Persistence of hepatitis C virus in peripheral blood mononuclear cells of patients who achieved sustained virological response following treatment with direct-acting antivirals is associated with a distinct pre-existing immune exhaustion status

Abstract

Hepatitis C virus (HCV) is a primary hepatotropic pathogen responsible for acute and chronic hepatitis C, however, it can also cause "occult" infection (OCI), defined as the presence of the virus' genetic material in hepatocytes and/or peripheral blood cells, but not in plasma/serum. Assessment of the sustained virologic response (SVR) after treatment with direct-acting antivirals (DAA) is based exclusively on HCV-RNA testing in plasma/serum, which may preclude the diagnosis of post-treatment OCI. Possible clinical consequences of OCI were described previously, but its occurrence after DAA-based antiviral treatment programs and determinants of the virus persistence are not fully elucidated. The aim of this study was to assess the incidence of post-treatment OCI after successful DAA-based treatment and to identify clinical and immunological factors associated with this phenomenon. In 97 patients treated with DAA, HCV-RNA was tested by RT-PCR in peripheral blood mononuclear cells (PBMC) at baseline (i.e., before the onset of treatment) and at the time of SVR assessment. Before treatment, HCV-RNA was detectable in all patients' PBMC. All subjects responded to therapy according to the clinical criteria, but 9 (9.3%) patients revealed the HCV-RNA in PBMC at SVR. In most of these cases, post-DAA OCI was related to switch of the dominant infecting genotype. Post-treatment OCI was characterized by significantly lower pre-treatment HCV viral load and lower expression of Tim-3 (T-cell immunoglobulin and mucin domain-containing protein 3) on CD8⁺ T-cells. Our results imply that post-treatment OCI may be related to lower pretreatment viral load as well as distinct pre-existing immune exhaustion status.

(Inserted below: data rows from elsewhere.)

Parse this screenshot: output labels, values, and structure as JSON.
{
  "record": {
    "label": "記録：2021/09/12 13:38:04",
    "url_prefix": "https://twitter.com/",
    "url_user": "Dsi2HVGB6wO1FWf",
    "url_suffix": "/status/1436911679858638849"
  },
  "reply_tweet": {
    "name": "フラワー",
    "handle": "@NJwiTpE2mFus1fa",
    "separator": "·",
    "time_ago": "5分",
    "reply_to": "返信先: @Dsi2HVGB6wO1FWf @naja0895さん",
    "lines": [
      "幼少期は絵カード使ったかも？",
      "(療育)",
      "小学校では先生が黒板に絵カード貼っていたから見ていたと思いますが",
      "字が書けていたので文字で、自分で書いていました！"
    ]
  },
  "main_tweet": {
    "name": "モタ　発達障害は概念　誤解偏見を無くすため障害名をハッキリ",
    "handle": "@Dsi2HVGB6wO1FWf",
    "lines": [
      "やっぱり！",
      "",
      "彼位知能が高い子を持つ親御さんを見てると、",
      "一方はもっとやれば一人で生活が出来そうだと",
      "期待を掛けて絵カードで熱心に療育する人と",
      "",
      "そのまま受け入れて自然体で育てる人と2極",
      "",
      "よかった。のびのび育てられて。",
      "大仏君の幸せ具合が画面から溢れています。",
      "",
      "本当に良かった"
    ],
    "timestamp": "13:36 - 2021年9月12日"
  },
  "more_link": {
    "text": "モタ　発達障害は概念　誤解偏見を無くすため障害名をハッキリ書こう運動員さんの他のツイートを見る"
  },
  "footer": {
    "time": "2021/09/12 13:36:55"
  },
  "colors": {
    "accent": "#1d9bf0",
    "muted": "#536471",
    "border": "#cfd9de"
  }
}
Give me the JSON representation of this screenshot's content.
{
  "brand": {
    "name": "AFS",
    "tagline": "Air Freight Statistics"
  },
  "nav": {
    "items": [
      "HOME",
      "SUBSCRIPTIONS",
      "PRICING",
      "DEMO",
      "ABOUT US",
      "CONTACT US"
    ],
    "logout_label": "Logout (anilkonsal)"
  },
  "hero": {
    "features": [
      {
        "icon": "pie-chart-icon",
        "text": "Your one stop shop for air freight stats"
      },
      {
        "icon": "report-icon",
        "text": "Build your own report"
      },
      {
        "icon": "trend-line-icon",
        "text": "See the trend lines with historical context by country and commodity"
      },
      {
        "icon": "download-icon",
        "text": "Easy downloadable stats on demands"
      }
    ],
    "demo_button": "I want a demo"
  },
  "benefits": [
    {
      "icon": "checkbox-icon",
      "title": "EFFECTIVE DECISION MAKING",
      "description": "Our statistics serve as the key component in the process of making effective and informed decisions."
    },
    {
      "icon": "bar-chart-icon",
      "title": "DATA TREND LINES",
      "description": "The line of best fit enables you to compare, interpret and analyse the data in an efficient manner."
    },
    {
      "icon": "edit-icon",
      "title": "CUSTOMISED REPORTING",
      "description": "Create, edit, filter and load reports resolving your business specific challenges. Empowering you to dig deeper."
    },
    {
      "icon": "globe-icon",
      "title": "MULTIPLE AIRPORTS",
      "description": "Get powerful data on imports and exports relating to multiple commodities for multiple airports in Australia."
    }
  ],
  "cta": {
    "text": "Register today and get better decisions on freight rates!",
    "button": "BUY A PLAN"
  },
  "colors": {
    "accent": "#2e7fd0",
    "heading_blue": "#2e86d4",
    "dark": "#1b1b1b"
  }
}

Keywords: Direct-acting antivirals (DAA); Immune exhaustion; Occult HCV infection; Sustained virologic response (SVR).

Fig. 1

Baseline age (A), BMI (B), initial bilirubin levels (C), ALT activity (D), viral load (E), percentage of CD4⁺ (F) and CD8⁺ (G) T-cells in patients with undetectable (NO OCI) and detectable (OCI) HCV-RNA in PBMC after DAA treatment. Each point represents a single result, whiskers represent range, horizontal lines represent the median. P-value representing statistically significant difference in pairwise comparisons is indicated above the line.

Fig. 2

Flow cytometry analysis of percentages of CD4⁺ and CD8⁺ T-cells per total T-cells (i.e., CD3⁺) with membrane expression of PD-1 (A), Tim-3 (B) and PD-1 + Tim-3 (C) in patients with undetectable (NO OCI) and detectable (OCI) HCV-RNA in PBMC after DAA treatment. Each point represents a single result, whiskers represent range, horizontal lines represent the median. P-value representing statistically significant difference in pairwise comparisons is indicated above the line.

Fig. 3

Baseline and post-treatment levels of IL-10 (A) sPD-1 (B), sTim-3 (C) and sLAG-3 (D) in plasma in patients with undetectable (NO OCI) and detectable (OCI) HCV-RNA in PBMC after DAA treatment. Each point represents a single result, whiskers represent range, horizontal lines represent the median. P-value representing statistically significant difference in pairwise comparisons is indicated above the line. Pre-TX, before treatment, Post-TX, post-treatment.